Und mit Jeremy konnte ich das, aber alleine war ich nur ein reiches Wrack, was zwar alles hatte aber es irgendwie trotzdem nicht genug war. Als ich meine Augen wieder öffnete sah ich meinen Vater im Fenster stehend. Er sah mir misstrauisch und doch lächelnd entgegen. Es war eine Mischung, denn vielleicht wusste er, dass ich jetzt keine Schultaschen besorgte. Vielleicht ahnte er, dass ich Freunde hatte von denen beide nichts wussten, aber vielleicht war es auch nur meine erschöpfte Art, die ihn misstrauisch werden ließ.

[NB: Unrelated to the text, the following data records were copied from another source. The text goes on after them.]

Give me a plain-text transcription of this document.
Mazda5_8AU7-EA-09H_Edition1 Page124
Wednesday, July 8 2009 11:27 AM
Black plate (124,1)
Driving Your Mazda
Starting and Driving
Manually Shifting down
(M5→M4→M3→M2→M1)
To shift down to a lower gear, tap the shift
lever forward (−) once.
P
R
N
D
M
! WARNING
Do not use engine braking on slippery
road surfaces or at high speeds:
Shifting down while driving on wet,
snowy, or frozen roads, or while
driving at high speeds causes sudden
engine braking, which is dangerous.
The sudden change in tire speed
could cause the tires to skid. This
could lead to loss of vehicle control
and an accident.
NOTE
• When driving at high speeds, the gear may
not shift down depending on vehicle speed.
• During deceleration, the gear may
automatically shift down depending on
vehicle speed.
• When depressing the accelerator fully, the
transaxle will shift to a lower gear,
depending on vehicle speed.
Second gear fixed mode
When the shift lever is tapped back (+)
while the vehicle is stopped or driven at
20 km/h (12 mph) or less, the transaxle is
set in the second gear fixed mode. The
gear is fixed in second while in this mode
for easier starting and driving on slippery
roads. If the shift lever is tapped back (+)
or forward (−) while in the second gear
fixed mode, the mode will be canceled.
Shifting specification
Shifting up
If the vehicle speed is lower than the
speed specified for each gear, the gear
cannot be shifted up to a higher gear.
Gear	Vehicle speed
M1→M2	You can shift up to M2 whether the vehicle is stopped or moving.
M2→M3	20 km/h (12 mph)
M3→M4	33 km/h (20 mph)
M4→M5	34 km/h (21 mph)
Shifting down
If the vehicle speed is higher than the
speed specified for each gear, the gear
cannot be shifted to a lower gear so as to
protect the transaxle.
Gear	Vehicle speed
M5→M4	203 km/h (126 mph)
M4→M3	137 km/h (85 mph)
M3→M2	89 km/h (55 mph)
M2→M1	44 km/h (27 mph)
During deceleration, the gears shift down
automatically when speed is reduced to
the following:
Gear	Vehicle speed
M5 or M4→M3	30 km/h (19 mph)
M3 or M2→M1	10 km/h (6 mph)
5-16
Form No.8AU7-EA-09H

Ich erwiderte sein Lächeln, startete dann aber den Motor, um endlich von hier weg zu kommen. Nebenbei nahm ich mein Handy zur Hand, wählte Majas Nummer und klickte auf den Lautsprecher. »Maja hier.« meldete sie sich zu Wort. »Hast du Zeit?« Fragte ich sie und konzentrierte mich zugleich auf die Straße. »Wenn du mich abholst, ja.« ich konnte mir das freche Grinsen in ihrem Gesicht schon gut vorstellen. Lachend nickte ich. »Wo bist du denn?« Auch Maja fing leicht an zu Lachen. »Am alten Kiosk« gab sie mir Bescheid, weshalb ich einverstanden nickte. »Bis gleich« ich legte auf und fuhr einwenig schneller.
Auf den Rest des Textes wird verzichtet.